Ia yakin, perasaannya pasti akan hancur berkeping-keping mendengar putri yang ia besarkan dan rawat dengan sepenuh hai berkata bahwa ia telah membuangnya.
Ia benar-benar merasa kecewa pada dirinya sendiri...
Dengan perasaan seperti itu, Mihashi berteriak dengan keras,
“P--Papa!!!!”
“!!?”
Kini giliran Chiharu yang meloncat kaget ketika Mihashi berteriak dengan keras seperti itu.
“Aku minta maaf karena sudah berkata buruk tentang papa!!! Aku seharusnya percaya pada papa, kalau papa tidak akan pernah membuangku!! Aku harusnya percayaaaaaa!!!”
Mihashi bangkit berdiri, kemudian berteriak keras ke arah langit malam.
“......................”
Melihat itu, Chiharu hanya terdiam, kemudian sedikit tersenyum.
Mungkin saja, perlahan-lahan Mihashi bisa hidup dengan normal seperti anak-anak yang lain.
”Iya, apapun yang terjadi...Aku akan terus percaya pada papa! Papa bukannya membuangku! Papa melakukan semua ini demi aku!! Supaya aku pelan-pelan bisa hidup dengan normal!!”
Terdengar keyakinan yang sangat besar dari kata-katanya.
Lalu,
“Bibi Chiharu, tolong rekam aku!!”
Mihashi menatap ke arah Chiharu.
Bola matanya terlihat lebih bersinar dibanding dengan biasanya.
“Apa!? Ta--Tapi kamera-nya--“
“Bibi bawa ponsel’kan?”
Mihashi bertanya pada Chiharu, yang langsung membuatnya tertegun.
Perlahan, ia kembali merogoh tas-nya.
“Ah, iya, aku bawa. Jadi, apa yang akan kau lakukan sekarang?”
Chiharu bertanya dengan nada penasaran.
Apa yang akan Mihashi lakukan.
“.....Hal yang harusnya kulakukan sejak dulu.”
Ia mengatakan sesuatu yang bagi Chiharu sangat sulit untuk menangkap makna di balik senyumannya yang terkesan misterius itu.
Tapi ia tahu, yang berusaha ia lakukan, hanyalah menyampaikan perasaannya pada ayah dan ibunya.
Chiharu lalu mulai mengarahkan ponsel-nya ke arah Mihashi dan mulai merekamnya.
Butiran salju yang turun ikut menghiasi sekeliling Mihashi, sehingga membuat suasan nampak begitu indah dan cantik.
Mihashi menghela nafas kemudian memejamkan mata, lalu merapatkan kedua tangannya di depan dada, seperti orang sedang berdoa.
Beberapa detik kemudian, ia kembali membuka matanya dan mulai mengeluarkan seluruh isi hatinya.
“Papa, Papa bisa melihatku sekarang?
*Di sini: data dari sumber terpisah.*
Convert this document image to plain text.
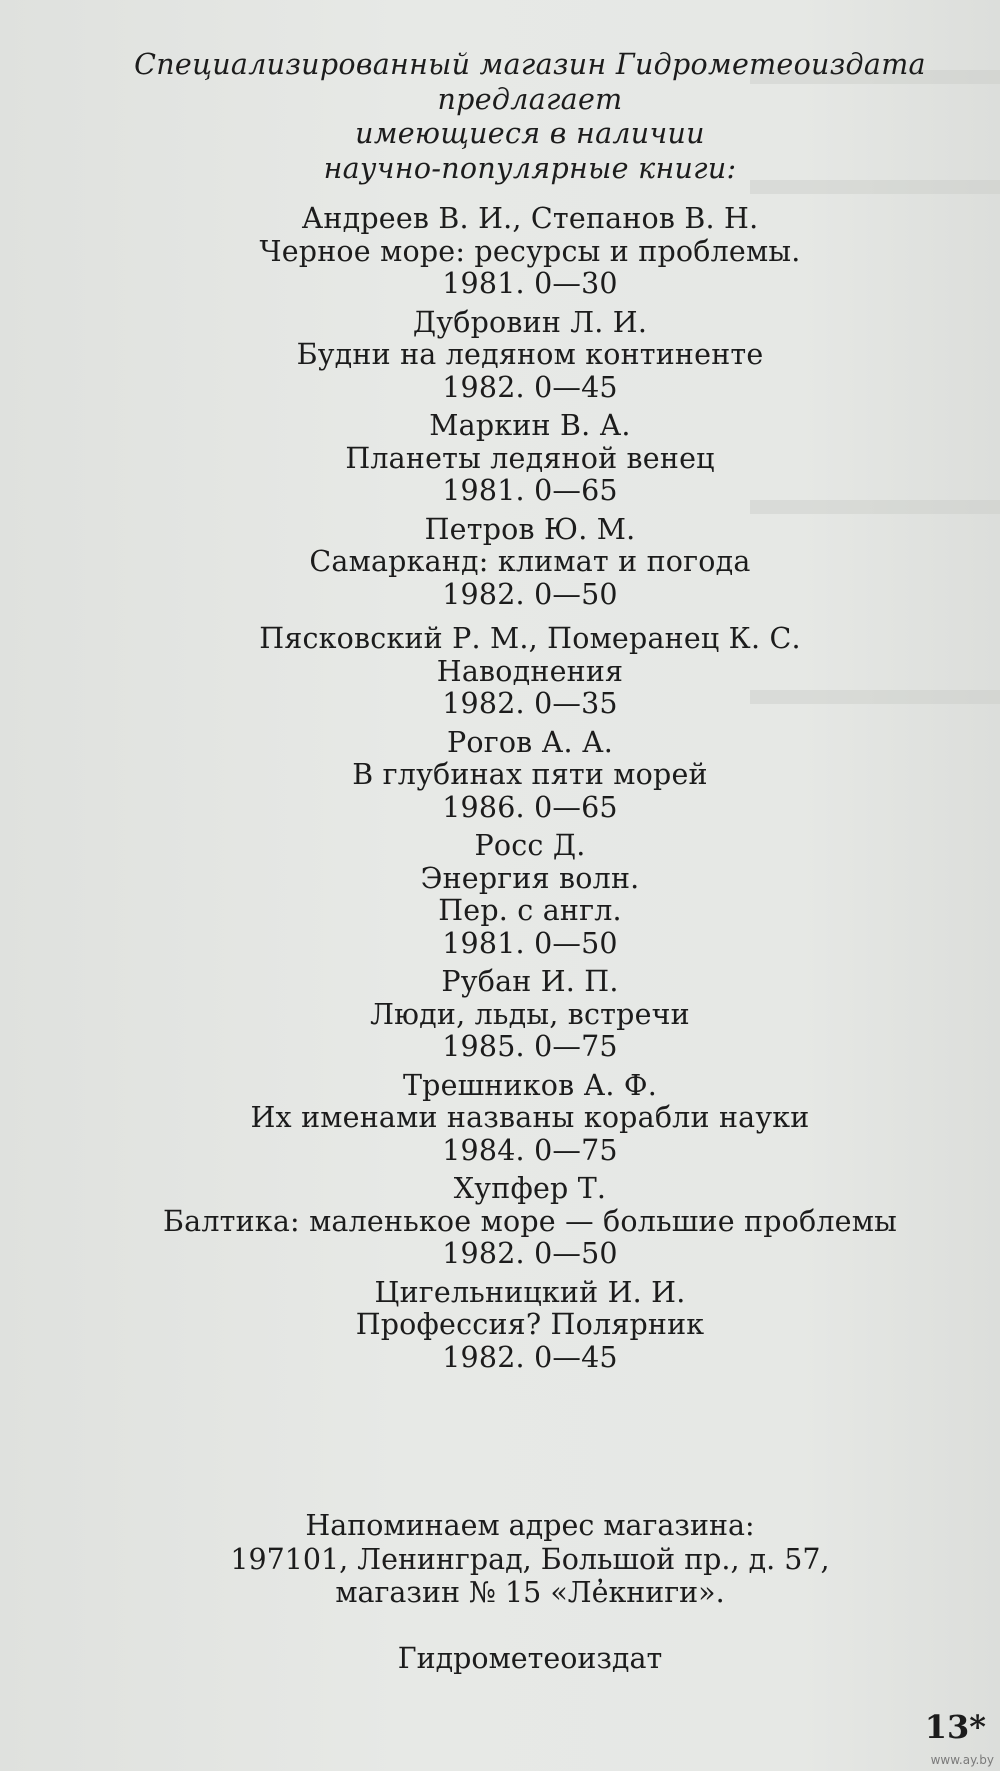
Специализированный магазин Гидрометеоиздата
предлагает
имеющиеся в наличии
научно-популярные книги:
Андреев В. И., Степанов В. Н.
Черное море: ресурсы и проблемы.
1981. 0—30
Дубровин Л. И.
Будни на ледяном континенте
1982. 0—45
Маркин В. А.
Планеты ледяной венец
1981. 0—65
Петров Ю. М.
Самарканд: климат и погода
1982. 0—50
Пясковский Р. М., Померанец К. С.
Наводнения
1982. 0—35
Рогов А. А.
В глубинах пяти морей
1986. 0—65
Росс Д.
Энергия волн.
Пер. с англ.
1981. 0—50
Рубан И. П.
Люди, льды, встречи
1985. 0—75
Трешников А. Ф.
Их именами названы корабли науки
1984. 0—75
Хупфер Т.
Балтика: маленькое море — большие проблемы
1982. 0—50
Цигельницкий И. И.
Профессия? Полярник
1982. 0—45
Напоминаем адрес магазина:
197101, Ленинград, Большой пр., д. 57,
магазин № 15 «Ле̓книги».
Гидрометеоиздат
13*
www.ay.by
Ini aku, Mihashi. Hari sudah malam dan udara juga sangat dingin. Tapi, hari ini salju turun dengan indahnya. Papa tahu’kan, aku selalu menyukai musim salju! Aku senang saat bisa bermain lempar bola salju bersama teman-temanku, membuat manusia salju bersama, kemudian, membuat benteng dari salju dan bersenang-senang! Ah, jangan lupa minum coklat panas yang sangat lezat!”
Mihashi tersenyum, terlihat sangat gembira ketika menceritakan semua hal yang sangat suka ia lakukan saat musim salju.
Tapi, entah kenapa, ia menundukkan kepalanya dan terdiam beberapa saat, kemudian kembali bersuara dengan pelan.
“.............Tapi...Mungkin setelah ini aku tidak akan bisa melakukan hal itu bersama dengan teman-teman yang lain...Papa aku--Aku mengacau di festival lagi...Sama seperti saat itu. Saat mama masih hidup. Aku mengecewakan teman-teman dan juga seluruh sekolah. Aku mengecewakan papa dan mama serta membuat semua orang jadi semakin membenciku. Aku benar-benar tidak berguna.”
“...........................”
Chiharu hanya bisa terdiam sambil terus merekam semua yang ingin Mihashi katakan.
Ia bahkan tidak punya sedikit kekuatan untuk membuka mulutnya dan berkomentar atau sekedar berkata sesuatu seperti ‘Sudahlah, tidak apa-apa’.
“Padahal...Aku sudah janji kalau papa pasti bisa melihatku tampil menyanyi di atas panggung saat festival sekolah nanti. Aku ingin papa melihatku mengenakan gaun merah yang cantik itu.”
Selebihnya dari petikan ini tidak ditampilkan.